現場としては、日本で働く以上、日本語に慣れてもらいたい。
その考えは当然です。
ですが、最初から日本語だけで押し切ると、学習の入口でつまずくことがあります。
娯生会で介護福祉士国家試験に合格したフィアさんの事例は、この点に非常に大きな示唆を与えてくれます。

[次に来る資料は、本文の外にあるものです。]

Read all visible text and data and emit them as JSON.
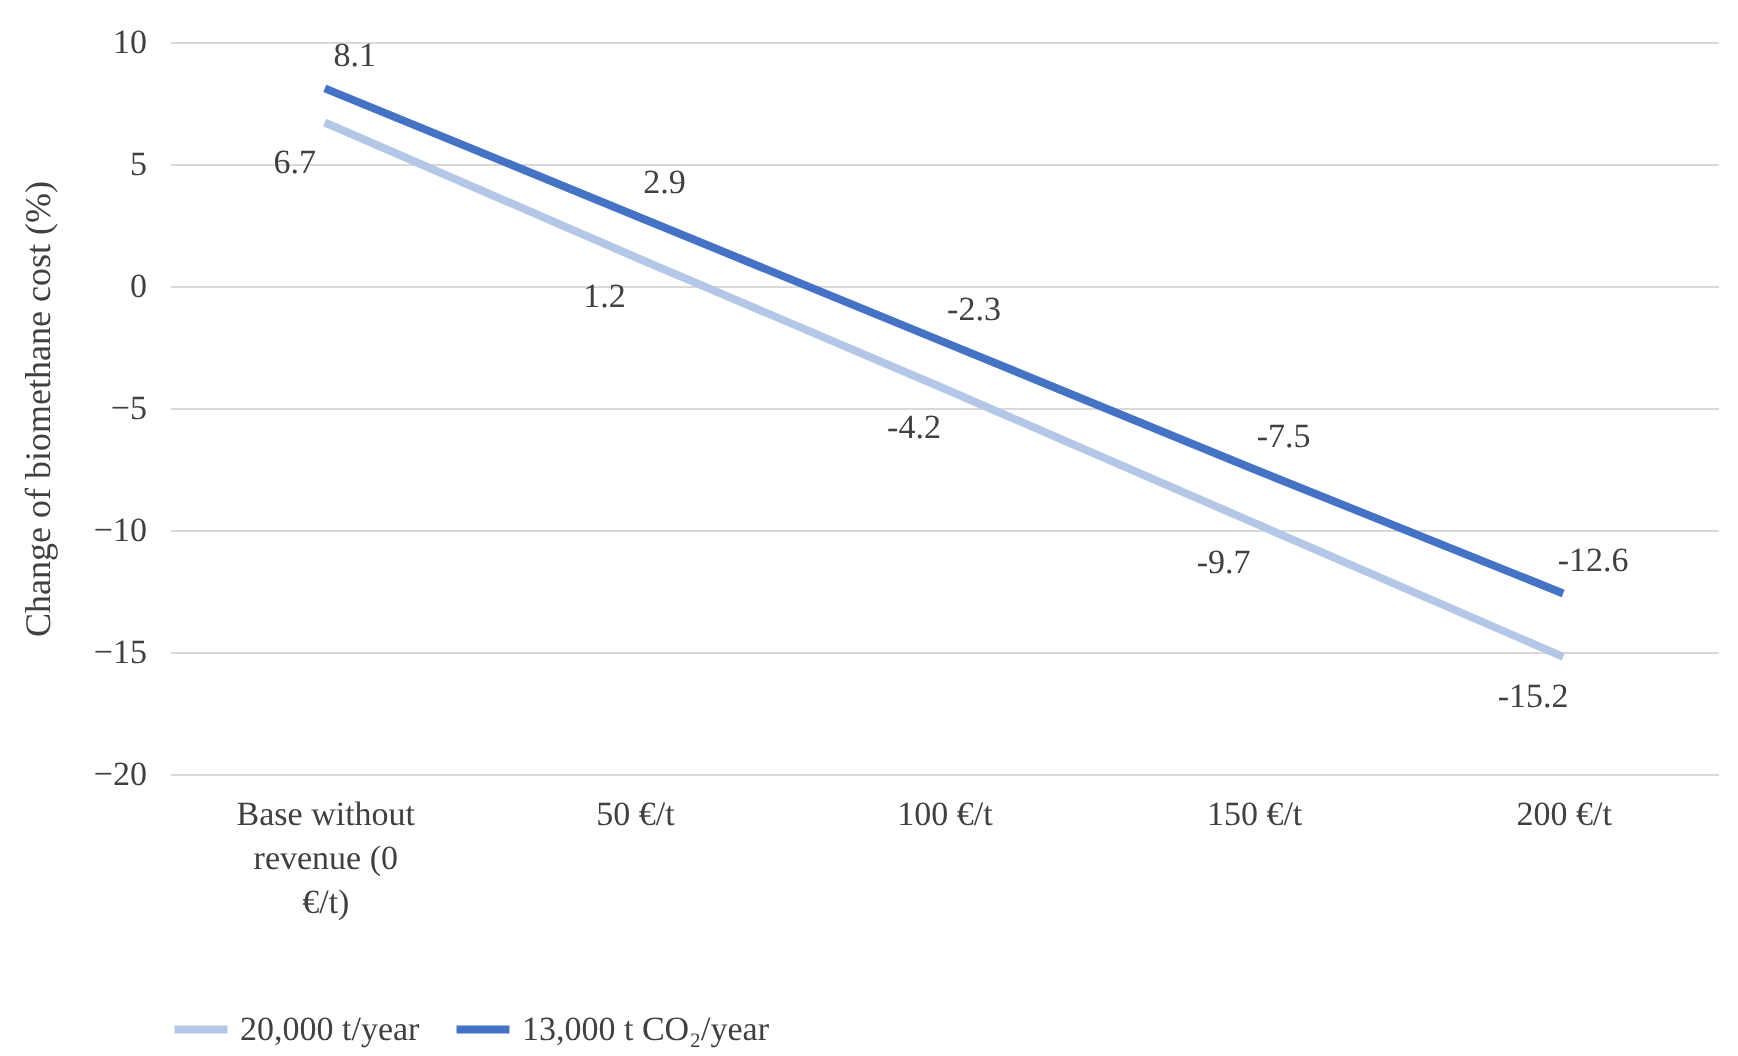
{
  "chart_data": {
    "type": "line",
    "ylabel": "Change of biomethane cost (%)",
    "categories": [
      "Base without revenue (0 €/t)",
      "50 €/t",
      "100 €/t",
      "150 €/t",
      "200 €/t"
    ],
    "series": [
      {
        "name": "20,000 t/year",
        "color": "#b4c7e7",
        "values": [
          6.7,
          1.2,
          -4.2,
          -9.7,
          -15.2
        ]
      },
      {
        "name": "13,000 t CO₂/year",
        "color": "#4472c4",
        "values": [
          8.1,
          2.9,
          -2.3,
          -7.5,
          -12.6
        ]
      }
    ],
    "ylim": [
      -20,
      10
    ],
    "yticks": [
      -20,
      -15,
      -10,
      -5,
      0,
      5,
      10
    ],
    "grid": "y",
    "legend": "bottom",
    "data_labels": true,
    "marker": "none",
    "line_style": "solid"
  }
}
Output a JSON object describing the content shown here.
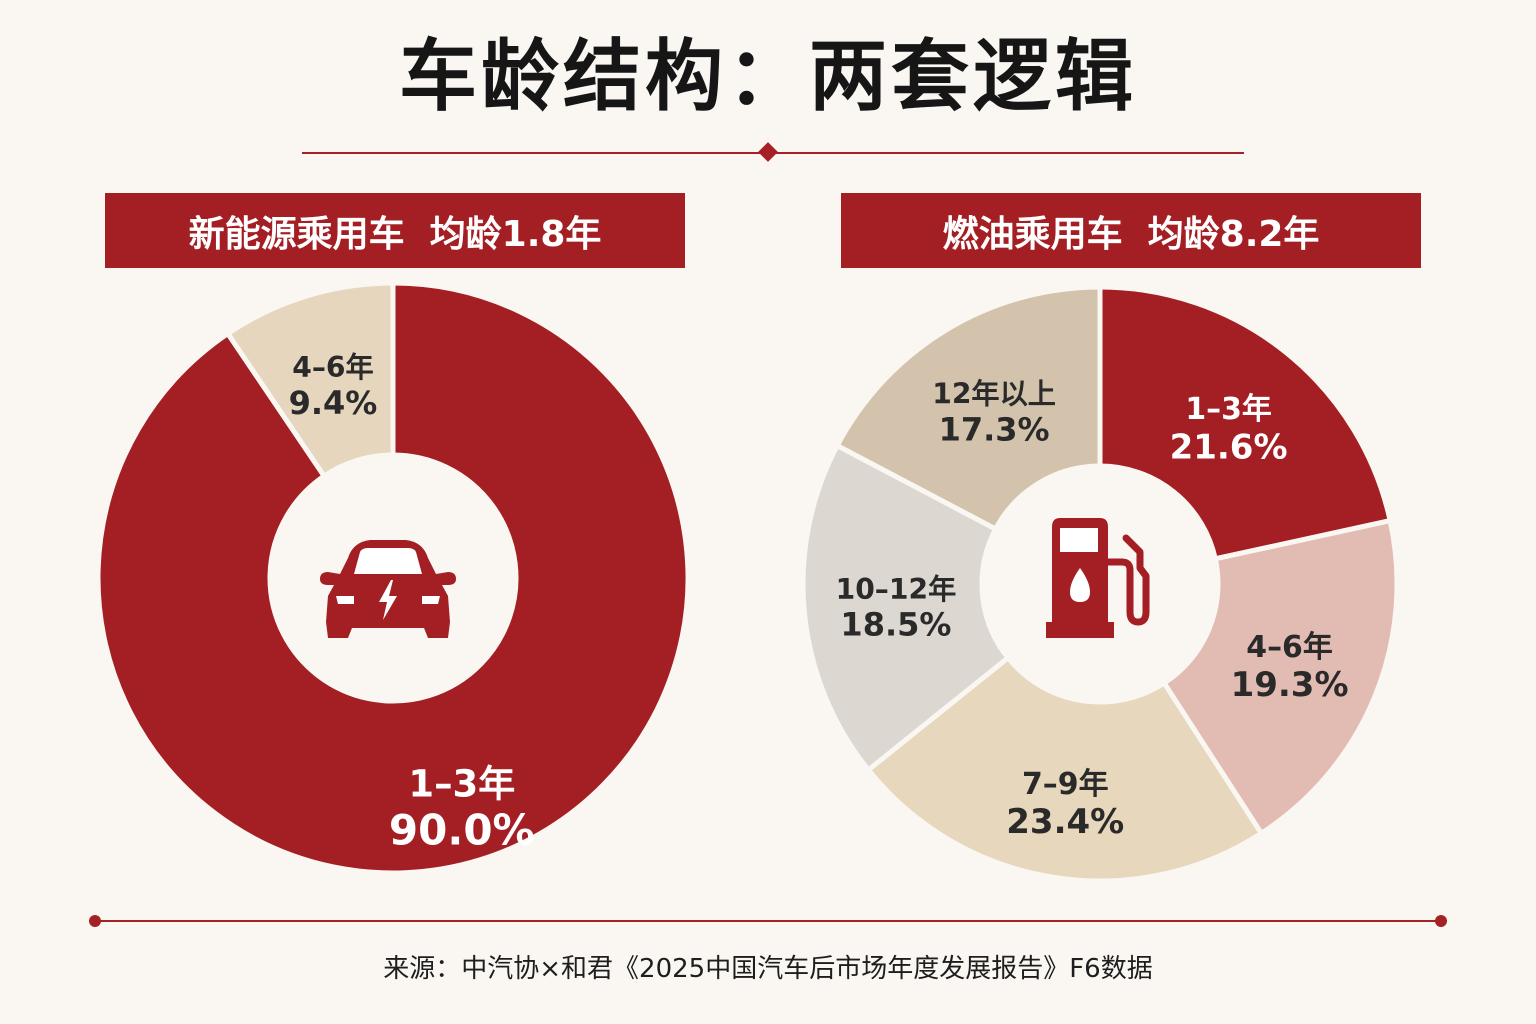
{
  "title": "车龄结构：两套逻辑",
  "colors": {
    "accent": "#a41f24",
    "background": "#faf7f2",
    "slice_light_pink": "#e2bcb3",
    "slice_beige": "#e7d7bc",
    "slice_light_gray": "#dcd8d1",
    "slice_taupe": "#d4c3ac",
    "slice_tan": "#e5d6bd"
  },
  "chart_data": [
    {
      "type": "pie",
      "variant": "donut",
      "title": "新能源乘用车  均龄1.8年",
      "center_icon": "electric-car-icon",
      "categories": [
        "1–3年",
        "4–6年"
      ],
      "values": [
        90.0,
        9.4
      ],
      "value_labels": [
        "90.0%",
        "9.4%"
      ],
      "colors": [
        "#a41f24",
        "#e5d6bd"
      ]
    },
    {
      "type": "pie",
      "variant": "donut",
      "title": "燃油乘用车  均龄8.2年",
      "center_icon": "fuel-pump-icon",
      "categories": [
        "1–3年",
        "4–6年",
        "7–9年",
        "10–12年",
        "12年以上"
      ],
      "values": [
        21.6,
        19.3,
        23.4,
        18.5,
        17.3
      ],
      "value_labels": [
        "21.6%",
        "19.3%",
        "23.4%",
        "18.5%",
        "17.3%"
      ],
      "colors": [
        "#a41f24",
        "#e2bcb3",
        "#e7d7bc",
        "#dcd8d1",
        "#d4c3ac"
      ]
    }
  ],
  "source": "来源：中汽协×和君《2025中国汽车后市场年度发展报告》F6数据"
}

フィアさんは、最初の1年目はインドネシア語字幕版で学習しました。
そして2年目、自ら「日本語で勉強したい」と申し出て、日本語字幕版だけに切り替えています。
この流れが重要です。
最初の段階では、母国語字幕があったことで
「内容が理解しやすい」
「覚えやすい」
「わからない言葉を母国語で確認できる」
というメリットがあり、介護の全体像をつかむことができました。
フィアさん自身も、最初から日本語だけだったらかなり苦労したと思うと話しています。
つまり、外国人介護職員教育では、
最初から“日本語だけで鍛える”のではなく、
まず母国語で理解の土台を作り、その後に日本語へ移行する方が、結果として早く深く伸びることがあるのです。
これは甘やかしではありません。
むしろ、遠回りに見えて最短です。
いきなり日本語だけで理解させようとすると、
介護の知識も、日本語そのものも、どちらも中途半端になりやすい。
しかし、まず内容を母国語で腹落ちさせることで、
その後の日本語学習が一気に進みます。
フィアさんは、まさにその成功例です。
最初の1年で母国語字幕版を使って土台を固め、
2年目には日本語字幕版で学習し、介護福祉士国家試験に合格しました。
外国人介護職員教育で大切なのは、
「最初から日本語だけでやること」ではなく、
最終的に日本語で理解できる状態まで導くことです。
そのための橋渡しとして、母国語字幕教材は非常に有効です。